Saturday, June 15, 2019 / by Tyler Anderson
The Tampa Bay area does many things well, but transportation is not one of them. According to a Regional Competitiveness Report, Tampa Bay ranks last in transit ridership per capita, and last in transit vehicle revenue miles per capita. Tampa has made adjustments to make the city less congested and more walkable, but it hasn’t been enough. In 2018, the citizen-led initiative passed the vote with more than 57% in favor of a one percent tax increase to go towards the redevelopment of our roads and transit systems.
This one percent increase in sales tax is projected to be in place for 30 years, or until a maximum amount of $16 billion is hit. It is estimated to raise $276 million annually, and $552 million in the first two calendar years. Of the billions of dollars to be generated over the 30-year lifetime of the tax, 54% is slated for investments in roads and safety, while 45% will be allocated to expanding transit options (one percent is reserved for expenses related to oversight).

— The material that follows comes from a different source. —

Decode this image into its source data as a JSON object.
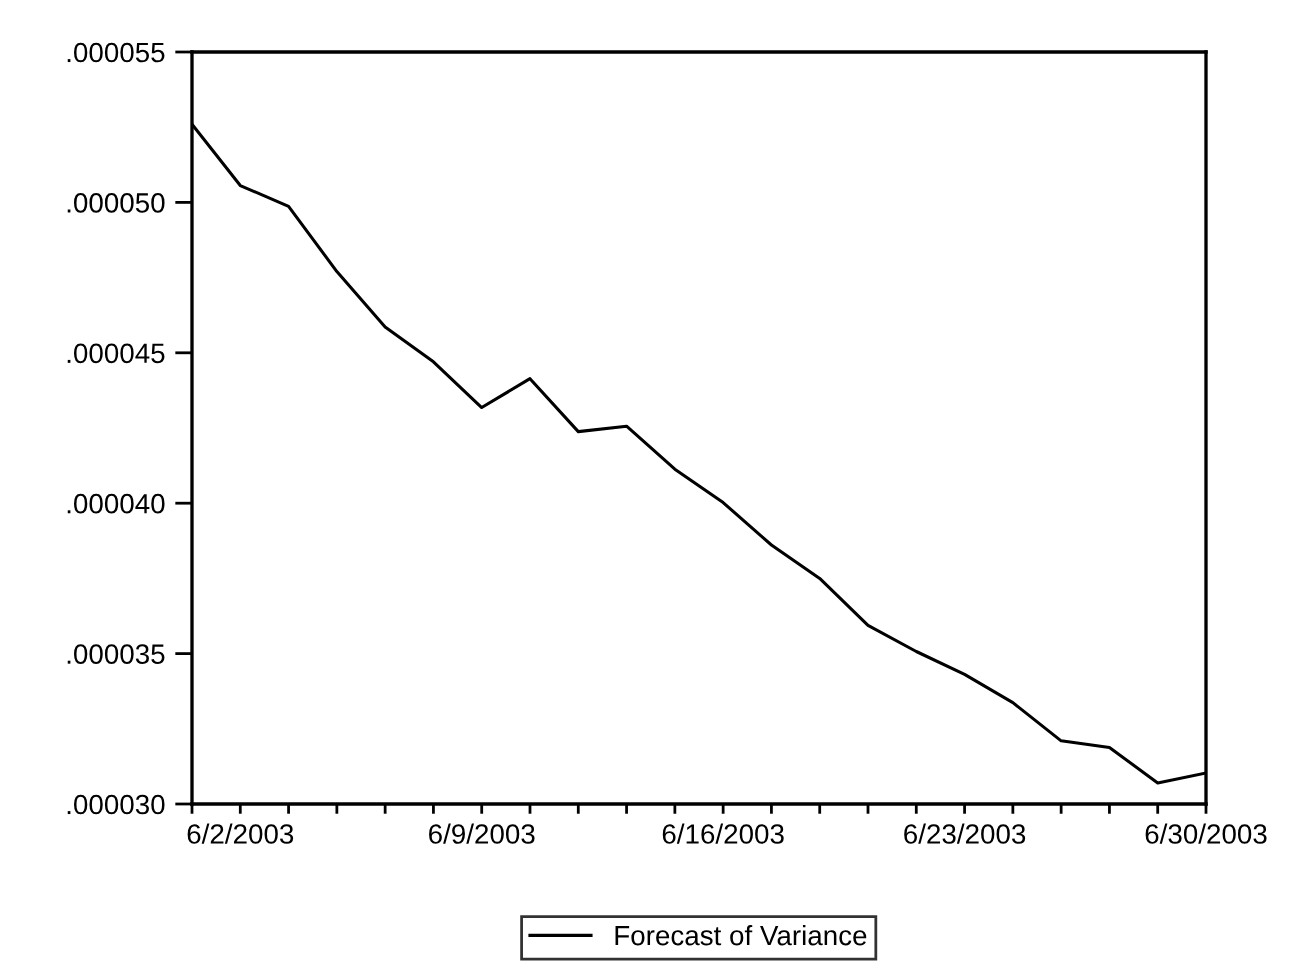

However, at the beginning of 2019, County Commissioner Stacy White challenged the new law. He argues that it violates state law because it transfers the authority to spend the revenue away from elected commissioners, to an “independent oversight committee” of non-elected citizens created by the amendment. In spite of this lawsuit, the county has pressed on, but admits that it faces legal hurdles. They are confident they will overcome them.
In the meantime, the Tampa Bay Area Regional Transportation Authority (TBARTA) has created a grand plan to connect Pinellas County with Hillsborough County in the near future. This plan calls for the creation of a $455 million, 41-mile bus rapid transit system with 17 general stations to be placed along the route. The proposed transit option would connect Wesley Chapel to St. Petersburg (See below).
According to reports, some of the planned stops include the Westshore area, Downtown Tampa and the University of South Florida. The project may have a dedicated lane on I-275. Hillsborough and Pinellas have identified the need for a more elaborate rapid transit system. Local residents should expect to see more localized focus on reducing traffic flow in-and-out of Downtown Tampa.
Tampa has an up-hill battle to fix many of our traffic issues, but everything is on the table as the city and county make efforts towards trying to resolve the growing problems.